Table_1_sVEGFR1 Is Enriched in Hepatic Vein Blood—Evidence for a Provisional Hepatic Factor Candidate?.docx

Background: Pulmonary arteriovenous malformations (PAVMs) are common sequelae of palliated univentricular congenital heart disease, yet their pathogenesis remain poorly defined. In this preliminary study, we used paired patient blood samples to identify potential hepatic factor candidates enriched in hepatic vein blood. Methods: Paired venous blood samples were collected from the hepatic vein (HV) and superior vena cava (SVC) from children 0 to 10 years with univentricular and biventricular congenital heart disease (n = 40). We used three independent protein analyses to identify proteomic differences between HV and SVC blood. Subsequently, we investigated the relevance of our quantified protein differences with human lung microvascular endothelial assays. Results: Two independent protein arrays (semi-quantitative immunoblot and quantitative array) identified that soluble vascular endothelial growth factor receptor 1 (sVEGFR1) is significantly elevated in HV serum compared to SVC serum. Using ELISA, we confirmed the previous findings that sVEGFR1 is enriched in HV serum (n = 24, p < 0.0001). Finally, we studied the quantified HV and SVC serum levels of sVEGFR1 in vitro. HV levels of sVEGFR1 decreased tip cell selection (p = 0.0482) and tube formation (fewer tubes [p = 0.0246], shorter tube length [p = 0.0300]) in vitro compared to SVC levels of sVEGFR1. Conclusions: Based on a small heterogenous cohort, sVEGFR1 is elevated in HV serum compared to paired SVC samples, and the mean sVEGFR1 concentrations in these two systemic veins cause pulmonary endothelial phenotypic differences in vitro. Further research is needed to determine whether sVEGFR1 has a direct role in pulmonary microvascular remodeling and PAVMs in patients with palliated univentricular congenital heart disease.

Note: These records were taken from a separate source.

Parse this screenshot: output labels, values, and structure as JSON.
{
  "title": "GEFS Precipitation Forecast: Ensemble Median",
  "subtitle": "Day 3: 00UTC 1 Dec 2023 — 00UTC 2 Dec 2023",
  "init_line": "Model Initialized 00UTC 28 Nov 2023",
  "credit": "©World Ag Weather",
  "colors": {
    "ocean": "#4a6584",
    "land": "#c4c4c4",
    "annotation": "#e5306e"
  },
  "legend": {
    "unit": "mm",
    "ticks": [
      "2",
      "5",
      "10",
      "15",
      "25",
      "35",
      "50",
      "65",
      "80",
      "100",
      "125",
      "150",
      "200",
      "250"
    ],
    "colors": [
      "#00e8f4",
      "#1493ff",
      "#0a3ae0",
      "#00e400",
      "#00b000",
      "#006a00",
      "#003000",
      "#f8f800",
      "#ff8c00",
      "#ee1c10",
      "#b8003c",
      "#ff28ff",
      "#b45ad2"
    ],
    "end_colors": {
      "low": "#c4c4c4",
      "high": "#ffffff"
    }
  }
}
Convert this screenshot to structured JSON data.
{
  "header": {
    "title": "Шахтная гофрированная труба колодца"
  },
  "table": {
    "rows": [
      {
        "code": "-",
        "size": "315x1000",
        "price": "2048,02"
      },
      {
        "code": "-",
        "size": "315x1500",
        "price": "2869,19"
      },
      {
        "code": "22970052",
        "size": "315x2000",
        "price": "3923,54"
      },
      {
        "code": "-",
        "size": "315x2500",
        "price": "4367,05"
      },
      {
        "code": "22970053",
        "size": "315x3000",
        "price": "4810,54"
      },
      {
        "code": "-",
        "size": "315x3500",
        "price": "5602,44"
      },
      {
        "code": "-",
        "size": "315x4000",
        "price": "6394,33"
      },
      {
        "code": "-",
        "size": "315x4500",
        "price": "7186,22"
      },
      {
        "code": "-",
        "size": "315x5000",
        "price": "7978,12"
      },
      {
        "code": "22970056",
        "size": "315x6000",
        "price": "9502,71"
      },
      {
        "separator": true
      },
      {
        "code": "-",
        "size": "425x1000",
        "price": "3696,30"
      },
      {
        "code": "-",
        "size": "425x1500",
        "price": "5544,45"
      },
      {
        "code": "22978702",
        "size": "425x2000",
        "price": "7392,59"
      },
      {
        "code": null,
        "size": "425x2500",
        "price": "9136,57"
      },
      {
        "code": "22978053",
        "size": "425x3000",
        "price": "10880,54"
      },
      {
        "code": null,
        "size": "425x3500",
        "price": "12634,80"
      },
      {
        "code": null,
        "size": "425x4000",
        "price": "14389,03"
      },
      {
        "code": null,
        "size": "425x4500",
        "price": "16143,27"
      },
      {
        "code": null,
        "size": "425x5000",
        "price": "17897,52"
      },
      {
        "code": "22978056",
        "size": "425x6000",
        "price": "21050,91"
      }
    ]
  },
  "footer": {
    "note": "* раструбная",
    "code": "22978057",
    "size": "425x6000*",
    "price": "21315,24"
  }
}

研究背景：肺动静脉畸形（Pulmonary arteriovenous malformations, PAVMs）是接受姑息治疗的单心室先天性心脏病患者的常见后遗症，但其发病机制仍未明确。本初步研究采用配对患者血液样本，旨在鉴定肝静脉血液中富集的潜在肝脏因子候选物。 研究方法：本研究纳入0至10岁的单心室及双心室先天性心脏病患儿共40例（n=40），从其肝静脉（hepatic vein, HV）与上腔静脉（superior vena cava, SVC）采集配对静脉血样本。我们采用三种独立的蛋白质分析手段，鉴定HV与SVC血液的蛋白质组学差异。随后，我们探究了定量得到的蛋白质差异与人类肺微血管内皮细胞实验的相关性。 研究结果：两种独立的蛋白质芯片（半定量免疫印迹与定量蛋白芯片）分析显示，可溶性血管内皮生长因子受体1（soluble vascular endothelial growth factor receptor 1, sVEGFR1）在HV血清中的水平显著高于SVC血清。通过酶联免疫吸附试验（ELISA），我们验证了此前的发现：HV血清中sVEGFR1富集（n=24，p<0.0001）。最后，我们在体外环境下对HV与SVC血清中定量得到的sVEGFR1水平进行了研究。与SVC来源的sVEGFR1相比，HV来源的sVEGFR1在体外可降低尖端细胞选择能力（p=0.0482）并抑制管腔形成（管腔数量减少[p=0.0246]，管腔长度缩短[p=0.0300]）。 研究结论：基于小型异质性队列研究，与配对SVC样本相比，HV血清中sVEGFR1水平升高，且这两条体静脉的sVEGFR1平均浓度可在体外引发肺内皮细胞表型差异。仍需开展进一步研究，以明确sVEGFR1在接受姑息治疗的单心室先天性心脏病患者的肺微血管重构与肺动静脉畸形中是否发挥直接作用。